Вскоре этот зов сменился свистом, повторявшим мотив той же фразы: "Фифу, фифу, фью, фью, фью!" Чуть позже этим же свистом стали вызывать на улицу друзей. Шарика давным-давно не было на свете, а меня, отслужившего армию, запросто могли кликнуть так из дому те, кого и я, не задумываясь, вызывал точно так же.
Смекалистый и с хитринкой, как и положено дворнягам, Шарка сам собою выучился ползать с нами в разведку и помалкивать, когда нужно молчать. В атаку он бежал последним, зато первым, поджав хвост, драпал, когда мы отступали. За это его поднимали на смех, а он влюбленно улыбался, дразня языком, и иногда казалось, что он нарочно ломает из себя шута и труса, чтобы за трусость не доставалось никому другому.
Общий всему двору, хозяевами Шарка считал Кесого, его старшего брата Куню и меня. А любил больше всех детдомовца Стаську, навещавшего на каникулах тетю Мотю и носившего прозвище Стася-Мотя.
И вот в присутствии Шарки, который со Стаськиных колен очарованно заглядывал нам в лица, пере
росток Харя принялся однажды обучать Кесого, меня и Стаську игре в преф. Харя был старше года на четыре, если не на все пять. Плоским, необычайно широким лицом он походил на ноздреватый блин. Помнится, тетя Мотя, торговавшая, сидя у подъезда на низенькой табуретке, семечками, которые для вкуса опрыскивала при жарке изо рта подслащенной водой, проворчала:
— Смалился! У самого морда — за три дня не объедешь, а туда же!..

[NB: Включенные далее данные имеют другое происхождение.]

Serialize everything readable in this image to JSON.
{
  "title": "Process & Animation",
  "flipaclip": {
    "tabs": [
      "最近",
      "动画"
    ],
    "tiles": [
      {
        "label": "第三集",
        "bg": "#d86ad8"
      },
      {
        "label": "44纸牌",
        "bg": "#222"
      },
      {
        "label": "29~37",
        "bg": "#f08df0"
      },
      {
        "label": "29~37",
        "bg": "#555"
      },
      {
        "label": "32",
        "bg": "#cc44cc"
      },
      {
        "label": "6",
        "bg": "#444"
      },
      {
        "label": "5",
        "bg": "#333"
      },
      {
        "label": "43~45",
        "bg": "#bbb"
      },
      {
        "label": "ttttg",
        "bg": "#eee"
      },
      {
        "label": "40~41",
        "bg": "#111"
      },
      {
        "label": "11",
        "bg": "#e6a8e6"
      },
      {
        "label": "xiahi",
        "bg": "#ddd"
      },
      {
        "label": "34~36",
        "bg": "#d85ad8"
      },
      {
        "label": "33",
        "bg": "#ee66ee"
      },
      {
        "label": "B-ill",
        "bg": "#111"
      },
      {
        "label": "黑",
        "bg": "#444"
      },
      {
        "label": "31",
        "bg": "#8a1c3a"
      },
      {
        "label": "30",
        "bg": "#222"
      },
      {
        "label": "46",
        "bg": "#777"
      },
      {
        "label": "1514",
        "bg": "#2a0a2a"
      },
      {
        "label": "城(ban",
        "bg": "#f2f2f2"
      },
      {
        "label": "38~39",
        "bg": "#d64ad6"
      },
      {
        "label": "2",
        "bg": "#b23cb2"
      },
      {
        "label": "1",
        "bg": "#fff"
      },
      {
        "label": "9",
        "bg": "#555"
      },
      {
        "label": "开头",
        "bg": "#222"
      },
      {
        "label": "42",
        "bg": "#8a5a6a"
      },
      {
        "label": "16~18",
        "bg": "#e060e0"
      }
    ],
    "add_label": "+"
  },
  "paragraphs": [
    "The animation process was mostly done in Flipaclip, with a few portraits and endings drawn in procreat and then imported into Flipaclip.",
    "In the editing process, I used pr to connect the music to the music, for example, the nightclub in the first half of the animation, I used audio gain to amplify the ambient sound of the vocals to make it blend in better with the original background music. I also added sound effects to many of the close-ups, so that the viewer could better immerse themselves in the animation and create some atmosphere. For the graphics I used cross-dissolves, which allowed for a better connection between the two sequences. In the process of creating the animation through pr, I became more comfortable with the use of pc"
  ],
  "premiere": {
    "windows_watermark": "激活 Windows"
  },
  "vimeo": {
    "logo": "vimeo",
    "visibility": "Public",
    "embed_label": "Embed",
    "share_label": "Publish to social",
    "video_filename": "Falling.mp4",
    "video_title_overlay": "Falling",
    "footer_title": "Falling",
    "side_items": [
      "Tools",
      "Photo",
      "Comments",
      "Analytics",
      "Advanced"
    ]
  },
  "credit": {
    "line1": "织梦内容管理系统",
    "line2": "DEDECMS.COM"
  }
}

Вызывая в нас зависть и восхищение, Харя сыпал игроцкими присловьями. "Под игрока — с семака!" — заходил он. "Под вистующего — с тузующего". "Валет для дамы!" — прибирал к рукам взятку. "Пас денег не даст!" — высмеивал осторожных.
Когда под первое понимание игры в нас, словно аппетит, проснулся интерес к ней, Харя собрал колоду и, струйкой пустив слюну между зубами, со скучливым видом поднялся.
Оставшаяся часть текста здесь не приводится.